Sure, it’s clickbait, we know. But it’s also a real issue. Radley Balko explains the thing about the Oak Ridge anal probes:
Last year we learned of three incidents in New Mexico in which motorists pulled over for moving violations were subjected to forced anal cavity searches, x-rays and even colonoscopies because police suspected they were hiding drugs in their bodies. I pointed out in January that the practice has also been used in Texas, Illinois, Florida and Kansas.
It looks like Oak Ridge, Tenn., has been doing it, too.
Right. Anyway, Balko continues:
This is actually the second time a forcible anal probe has been challenged in a Tennessee courtroom. In 2011, the same doctor and the same police department performed a similar procedure on a man, also after a traffic stop.
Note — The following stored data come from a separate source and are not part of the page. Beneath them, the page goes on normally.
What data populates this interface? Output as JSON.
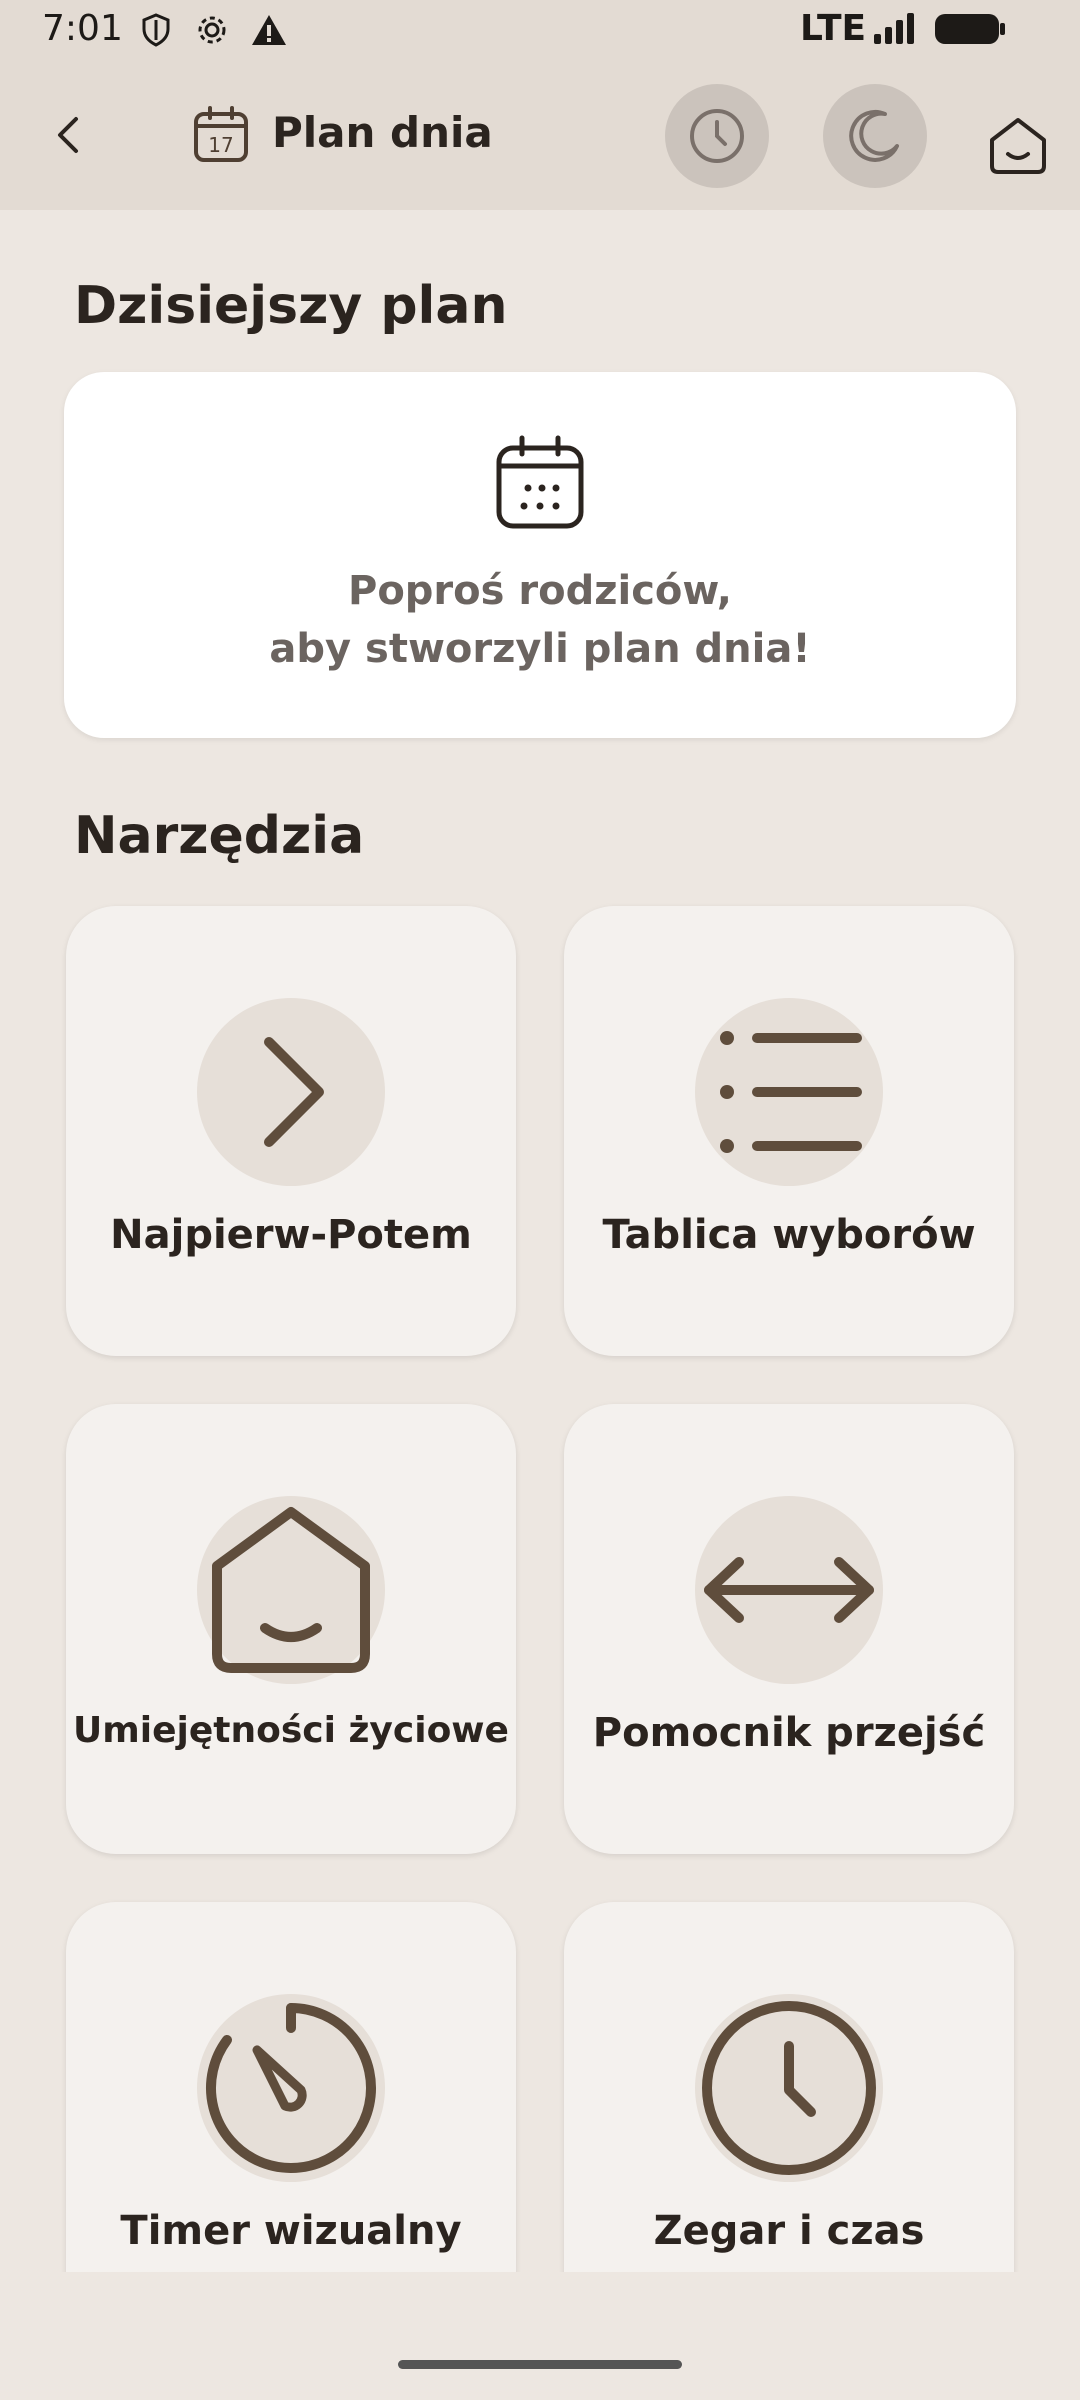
{
  "status_bar": {
    "time": "7:01",
    "network": "LTE"
  },
  "app_bar": {
    "title": "Plan dnia",
    "calendar_day": "17"
  },
  "today": {
    "heading": "Dzisiejszy plan",
    "empty_message_line1": "Poproś rodziców,",
    "empty_message_line2": "aby stworzyli plan dnia!"
  },
  "tools": {
    "heading": "Narzędzia",
    "items": [
      {
        "label": "Najpierw-Potem",
        "icon": "chevron-right-icon"
      },
      {
        "label": "Tablica wyborów",
        "icon": "list-icon"
      },
      {
        "label": "Umiejętności życiowe",
        "icon": "home-smile-icon"
      },
      {
        "label": "Pomocnik przejść",
        "icon": "double-arrow-icon"
      },
      {
        "label": "Timer wizualny",
        "icon": "timer-icon"
      },
      {
        "label": "Zegar i czas",
        "icon": "clock-icon"
      }
    ]
  },
  "colors": {
    "background": "#ede7e1",
    "appbar": "#e3dbd3",
    "icon": "#5f4d3c",
    "card": "#f4f1ee"
  }
}
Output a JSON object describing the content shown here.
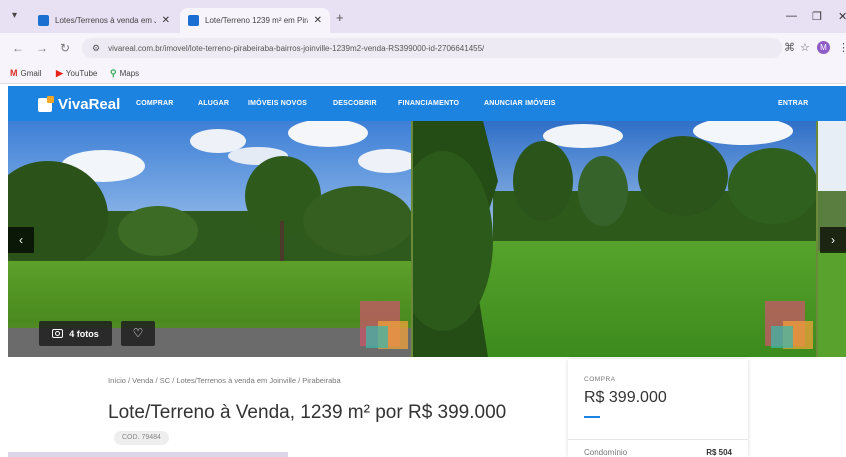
{
  "browser": {
    "tabs": [
      {
        "title": "Lotes/Terrenos à venda em Joi..."
      },
      {
        "title": "Lote/Terreno 1239 m² em Pira..."
      }
    ],
    "tab_close": "✕",
    "new_tab": "+",
    "url": "vivareal.com.br/imovel/lote-terreno-pirabeiraba-bairros-joinville-1239m2-venda-RS399000-id-2706641455/",
    "profile_initial": "M",
    "bookmarks": [
      {
        "label": "Gmail"
      },
      {
        "label": "YouTube"
      },
      {
        "label": "Maps"
      }
    ]
  },
  "site": {
    "brand": "VivaReal",
    "nav": [
      "COMPRAR",
      "ALUGAR",
      "IMÓVEIS NOVOS",
      "DESCOBRIR",
      "FINANCIAMENTO",
      "ANUNCIAR IMÓVEIS"
    ],
    "login": "ENTRAR",
    "brand_color": "#1c83e0"
  },
  "gallery": {
    "photos_label": "4 fotos",
    "prev": "‹",
    "next": "›"
  },
  "listing": {
    "breadcrumb": "Início / Venda / SC / Lotes/Terrenos à venda em Joinville / Pirabeiraba",
    "title": "Lote/Terreno à Venda, 1239 m² por R$ 399.000",
    "code": "COD. 79484"
  },
  "price_card": {
    "label": "COMPRA",
    "price": "R$ 399.000",
    "condo_label": "Condomínio",
    "condo_value": "R$ 504"
  }
}
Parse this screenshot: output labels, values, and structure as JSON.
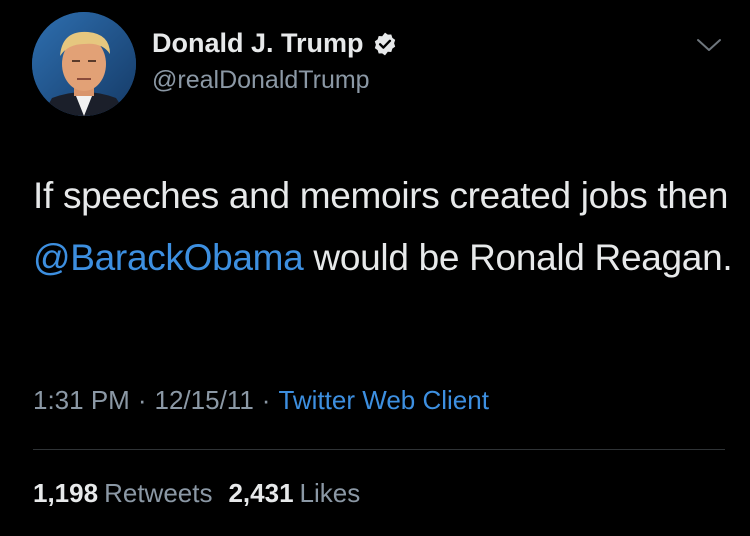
{
  "author": {
    "display_name": "Donald J. Trump",
    "handle": "@realDonaldTrump",
    "verified_icon": "verified-badge-icon",
    "avatar": "profile-photo"
  },
  "tweet": {
    "text_before": "If speeches and memoirs created jobs then ",
    "mention": "@BarackObama",
    "text_after": " would be Ronald Reagan."
  },
  "meta": {
    "time": "1:31 PM",
    "separator": "·",
    "date": "12/15/11",
    "client": "Twitter Web Client"
  },
  "stats": {
    "retweets_count": "1,198",
    "retweets_label": "Retweets",
    "likes_count": "2,431",
    "likes_label": "Likes"
  },
  "colors": {
    "background": "#000000",
    "text": "#e7e9ea",
    "secondary": "#8b98a5",
    "link": "#3d8fe0"
  },
  "icons": {
    "menu": "chevron-down-icon"
  }
}
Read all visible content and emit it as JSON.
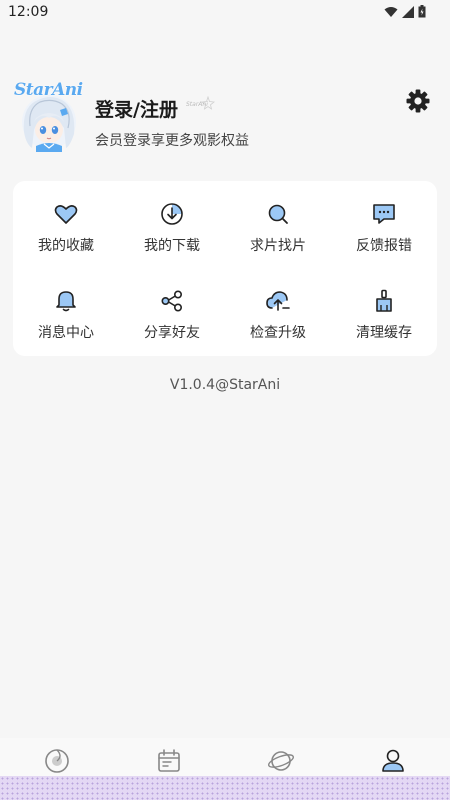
{
  "status_bar": {
    "time": "12:09",
    "icons": [
      "wifi-icon",
      "signal-icon",
      "battery-icon"
    ]
  },
  "profile": {
    "avatar_logo": "StarAni",
    "title": "登录/注册",
    "subtitle": "会员登录享更多观影权益",
    "badge_text": "StarAni"
  },
  "settings": {
    "icon": "gear-icon"
  },
  "grid": {
    "items": [
      {
        "label": "我的收藏",
        "icon": "heart-icon"
      },
      {
        "label": "我的下载",
        "icon": "download-icon"
      },
      {
        "label": "求片找片",
        "icon": "search-icon"
      },
      {
        "label": "反馈报错",
        "icon": "feedback-icon"
      },
      {
        "label": "消息中心",
        "icon": "bell-icon"
      },
      {
        "label": "分享好友",
        "icon": "share-icon"
      },
      {
        "label": "检查升级",
        "icon": "cloud-upload-icon"
      },
      {
        "label": "清理缓存",
        "icon": "broom-icon"
      }
    ]
  },
  "version": "V1.0.4@StarAni",
  "bottom_nav": {
    "items": [
      {
        "icon": "home-icon",
        "active": false
      },
      {
        "icon": "calendar-icon",
        "active": false
      },
      {
        "icon": "planet-icon",
        "active": false
      },
      {
        "icon": "profile-icon",
        "active": true
      }
    ]
  },
  "colors": {
    "accent": "#3d8fe6",
    "accent_light": "#9cc8f5",
    "background": "#f6f6f6",
    "card": "#ffffff"
  }
}
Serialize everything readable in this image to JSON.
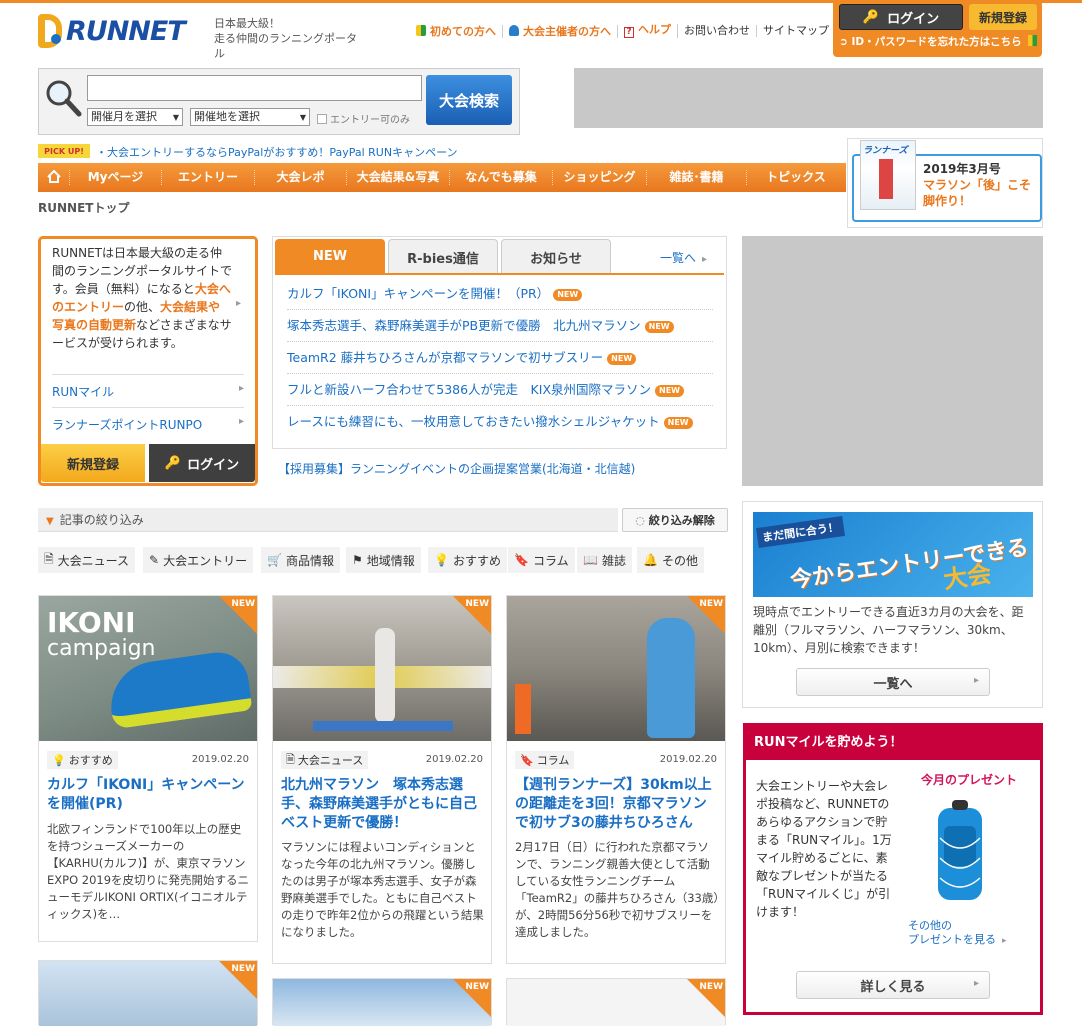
{
  "header": {
    "logo_text": "RUNNET",
    "tagline_1": "日本最大級！",
    "tagline_2": "走る仲間のランニングポータル",
    "nav": [
      "初めての方へ",
      "大会主催者の方へ",
      "ヘルプ",
      "お問い合わせ",
      "サイトマップ"
    ],
    "login_label": "ログイン",
    "register_label": "新規登録",
    "forgot_label": "ID・パスワードを忘れた方はこちら"
  },
  "search": {
    "placeholder": "",
    "month_select": "開催月を選択",
    "place_select": "開催地を選択",
    "entry_only_label": "エントリー可のみ",
    "button_label": "大会検索"
  },
  "pickup": {
    "badge": "PICK UP!",
    "text": "・大会エントリーするならPayPalがおすすめ！PayPal RUNキャンペーン"
  },
  "magazine": {
    "cover_title": "ランナーズ",
    "date": "2019年3月号",
    "title": "マラソン「後」こそ脚作り！"
  },
  "main_nav": [
    "Myページ",
    "エントリー",
    "大会レポ",
    "大会結果&写真",
    "なんでも募集",
    "ショッピング",
    "雑誌･書籍",
    "トピックス"
  ],
  "breadcrumb": "RUNNETトップ",
  "intro": {
    "text_1": "RUNNETは日本最大級の走る仲間のランニングポータルサイトです。会員（無料）になると",
    "text_highlight_1": "大会へのエントリー",
    "text_2": "の他、",
    "text_highlight_2": "大会結果や写真の自動更新",
    "text_3": "などさまざまなサービスが受けられます。",
    "links": [
      "RUNマイル",
      "ランナーズポイントRUNPO"
    ],
    "register_label": "新規登録",
    "login_label": "ログイン"
  },
  "news": {
    "tabs": [
      "NEW",
      "R-bies通信",
      "お知らせ"
    ],
    "more_label": "一覧へ",
    "badge": "NEW",
    "items": [
      "カルフ「IKONI」キャンペーンを開催！（PR）",
      "塚本秀志選手、森野麻美選手がPB更新で優勝　北九州マラソン",
      "TeamR2 藤井ちひろさんが京都マラソンで初サブスリー",
      "フルと新設ハーフ合わせて5386人が完走　KIX泉州国際マラソン",
      "レースにも練習にも、一枚用意しておきたい撥水シェルジャケット"
    ],
    "recruit": "【採用募集】ランニングイベントの企画提案営業(北海道・北信越)"
  },
  "filter": {
    "label": "記事の絞り込み",
    "reset_label": "絞り込み解除",
    "categories": [
      "大会ニュース",
      "大会エントリー",
      "商品情報",
      "地域情報",
      "おすすめ",
      "コラム",
      "雑誌",
      "その他"
    ]
  },
  "cards": [
    {
      "tag": "おすすめ",
      "date": "2019.02.20",
      "title": "カルフ「IKONI」キャンペーンを開催(PR)",
      "body": "北欧フィンランドで100年以上の歴史を持つシューズメーカーの【KARHU(カルフ)】が、東京マラソンEXPO 2019を皮切りに発売開始するニューモデルIKONI ORTIX(イコニオルティックス)を…",
      "image_text_1": "IKONI",
      "image_text_2": "campaign"
    },
    {
      "tag": "大会ニュース",
      "date": "2019.02.20",
      "title": "北九州マラソン　塚本秀志選手、森野麻美選手がともに自己ベスト更新で優勝！",
      "body": "マラソンには程よいコンディションとなった今年の北九州マラソン。優勝したのは男子が塚本秀志選手、女子が森野麻美選手でした。ともに自己ベストの走りで昨年2位からの飛躍という結果になりました。"
    },
    {
      "tag": "コラム",
      "date": "2019.02.20",
      "title": "【週刊ランナーズ】30km以上の距離走を3回！京都マラソンで初サブ3の藤井ちひろさん",
      "body": "2月17日（日）に行われた京都マラソンで、ランニング親善大使として活動している女性ランニングチーム「TeamR2」の藤井ちひろさん（33歳）が、2時間56分56秒で初サブスリーを達成しました。"
    }
  ],
  "card_new_label": "NEW",
  "entry_box": {
    "banner_1": "まだ間に合う！",
    "banner_2": "今からエントリーできる",
    "banner_3": "大会",
    "desc": "現時点でエントリーできる直近3カ月の大会を、距離別（フルマラソン、ハーフマラソン、30km、10km）、月別に検索できます！",
    "button": "一覧へ"
  },
  "mile_box": {
    "title": "RUNマイルを貯めよう！",
    "text": "大会エントリーや大会レポ投稿など、RUNNETのあらゆるアクションで貯まる「RUNマイル」。1万マイル貯めるごとに、素敵なプレゼントが当たる「RUNマイルくじ」が引けます！",
    "present_label": "今月のプレゼント",
    "present_more_1": "その他の",
    "present_more_2": "プレゼントを見る",
    "button": "詳しく見る"
  },
  "colors": {
    "accent": "#f08a24",
    "link": "#1a6fc4",
    "mile": "#c8003b"
  }
}
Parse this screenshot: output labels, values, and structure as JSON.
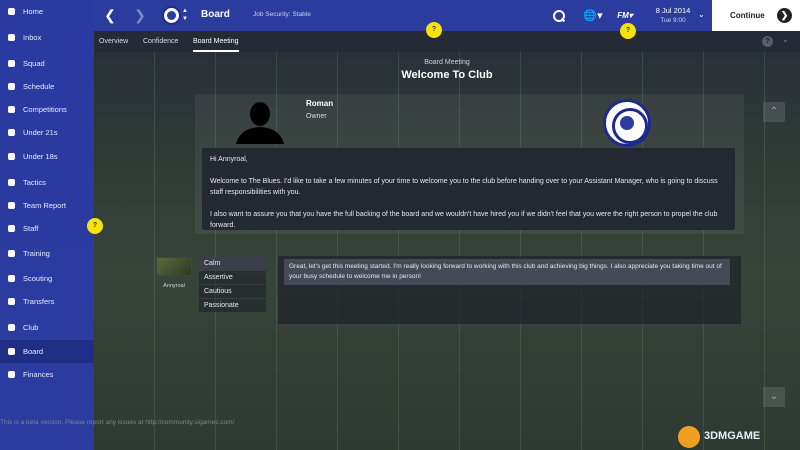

The only donut-punch line I can find is that the police union should sponsor, instead of an Ice Bucket Challenge, a Gangfist Challenge, in which cops offer to be pilloried and greased up so anyone in the public can glove perform a cavity search. The union would then give $100 for each fist to drug rehab nonprofits. A double-fisting would certainly be $200, but let’s up the ante for a triple-fisting, with a $500 payoff.
That way, nobody has to lie when they call the town assholes heroes.
Balko, Radley. “More drug war anal probes, this time in Tennessee”. The Washington Post. 9 October 2014.